National Ministry of Health of Argentina, Buenos Aires, Argentina.
PLoS One. 2012;7(4):e33670. doi: 10.1371/journal.pone.0033670. Epub 2012 Apr 10.
The apparent high number of deaths in Argentina during the 2009 pandemic led to concern that the influenza A H1N1pdm disease was different there. We report the characteristics and risk factors for influenza A H1N1pdm fatalities.

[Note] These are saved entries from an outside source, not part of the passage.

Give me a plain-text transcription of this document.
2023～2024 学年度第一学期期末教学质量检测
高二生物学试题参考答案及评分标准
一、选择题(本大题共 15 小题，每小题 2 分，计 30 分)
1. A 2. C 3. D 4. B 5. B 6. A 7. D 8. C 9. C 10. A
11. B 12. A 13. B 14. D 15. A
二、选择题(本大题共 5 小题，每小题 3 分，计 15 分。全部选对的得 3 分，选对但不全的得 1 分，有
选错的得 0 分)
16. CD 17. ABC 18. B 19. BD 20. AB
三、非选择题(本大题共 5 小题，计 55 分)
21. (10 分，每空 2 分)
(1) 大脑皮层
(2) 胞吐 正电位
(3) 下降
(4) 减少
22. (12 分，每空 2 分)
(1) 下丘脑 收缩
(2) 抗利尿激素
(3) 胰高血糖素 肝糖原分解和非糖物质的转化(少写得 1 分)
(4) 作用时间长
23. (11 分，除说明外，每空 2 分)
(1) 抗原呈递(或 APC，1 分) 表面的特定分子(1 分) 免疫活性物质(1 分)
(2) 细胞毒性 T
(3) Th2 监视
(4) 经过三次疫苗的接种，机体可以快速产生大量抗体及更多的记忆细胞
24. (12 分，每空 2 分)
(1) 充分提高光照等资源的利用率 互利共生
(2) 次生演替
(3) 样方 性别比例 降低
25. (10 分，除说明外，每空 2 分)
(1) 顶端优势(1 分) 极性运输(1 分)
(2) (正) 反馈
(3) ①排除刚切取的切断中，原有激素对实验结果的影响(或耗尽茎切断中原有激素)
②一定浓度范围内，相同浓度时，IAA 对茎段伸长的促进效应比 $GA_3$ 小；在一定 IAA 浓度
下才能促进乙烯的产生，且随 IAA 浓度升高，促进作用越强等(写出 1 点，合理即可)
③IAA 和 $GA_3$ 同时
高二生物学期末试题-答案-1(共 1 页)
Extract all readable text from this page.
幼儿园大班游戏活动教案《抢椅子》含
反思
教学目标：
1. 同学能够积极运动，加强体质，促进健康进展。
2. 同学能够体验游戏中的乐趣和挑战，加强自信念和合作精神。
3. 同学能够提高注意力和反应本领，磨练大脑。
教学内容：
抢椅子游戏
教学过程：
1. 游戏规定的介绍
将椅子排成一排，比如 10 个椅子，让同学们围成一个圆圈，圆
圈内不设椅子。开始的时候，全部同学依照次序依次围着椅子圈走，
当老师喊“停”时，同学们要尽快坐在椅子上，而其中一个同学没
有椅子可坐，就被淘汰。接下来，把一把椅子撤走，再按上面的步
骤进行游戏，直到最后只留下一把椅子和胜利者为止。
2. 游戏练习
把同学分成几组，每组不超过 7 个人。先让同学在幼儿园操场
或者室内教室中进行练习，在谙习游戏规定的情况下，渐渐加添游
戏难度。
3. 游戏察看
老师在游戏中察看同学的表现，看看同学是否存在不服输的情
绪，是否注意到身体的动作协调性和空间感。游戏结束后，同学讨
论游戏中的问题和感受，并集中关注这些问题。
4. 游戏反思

We identified laboratory-confirmed influenza A H1N1pdm fatalities occurring during June-July 2009. Physicians abstracted data on age, sex, time of onset of illness, medical history, clinical presentation at admission, laboratory, treatment, and outcomes using standardize questionnaires. We explored the characteristics of fatalities according to their age and risk group.
Of 332 influenza A H1N1pdm fatalities, 226 (68%) were among persons aged <50 years. Acute respiratory failure was the leading cause of death. Of all cases, 249 (75%) had at least one comorbidity as defined by Advisory Committee on Immunization Practices. Obesity was reported in 32% with data and chronic pulmonary disease in 28%. Among the 40 deaths in children aged <5 years, chronic pulmonary disease (42%) and neonatal pathologies (35%) were the most common co-morbidities. Twenty (6%) fatalities were among pregnant or postpartum women of which only 47% had diagnosed co-morbidities. Only 13% of patients received antiviral treatment within 48 hours of symptom onset. None of children aged <5 years or the pregnant women received antivirals within 48 h of symptom onset. As the pandemic progressed, the time from symptom-onset to medical care and to antiviral treatment decreased significantly among case-patients who subsequently died (p<0.001).
Persons with co-morbidities, pregnant and who received antivirals late were over-represented among influenza A H1N1pdm deaths in Argentina, though timeliness of antiviral treatment improved during the pandemic.
2009 年大流行期间阿根廷报告的死亡人数似乎很高,这引发了人们对甲型 H1N1pdm 流感在该国的表现有所不同的担忧。我们报告了甲型 H1N1pdm 流感致死病例的特征和危险因素。
我们确定了 2009 年 6 月至 7 月期间发生的实验室确诊的甲型 H1N1pdm 流感致死病例。医生使用标准化问卷,摘录了年龄、性别、发病时间、既往病史、入院时的临床表现、实验室检查、治疗和结局等数据。我们根据年龄和风险组探讨了致死病例的特征。
在 332 例甲型 H1N1pdm 致死病例中,226 例(68%)发生在<50 岁人群中。急性呼吸衰竭是导致死亡的主要原因。在所有病例中,249 例(75%)至少有一种免疫接种咨询委员会定义的合并症。有数据记录的肥胖占 32%,慢性肺部疾病占 28%。在 40 例<5 岁儿童死亡病例中,最常见的合并症是慢性肺部疾病(42%)和新生儿疾病(35%)。20 例(6%)死亡发生在妊娠或产后妇女中,只有 47%有诊断出的合并症。仅有 13%的患者在症状出现后 48 小时内接受了抗病毒治疗。<5 岁的儿童或孕妇均无一例在症状出现后 48 小时内接受抗病毒治疗。随着大流行的进展,随后死亡的病例从症状出现到接受医疗和抗病毒治疗的时间明显缩短(p<0.001)。
在阿根廷,甲型 H1N1pdm 流感死亡病例中,有合并症、妊娠和接受抗病毒治疗较晚的患者比例过高,尽管在大流行期间抗病毒治疗的及时性有所提高。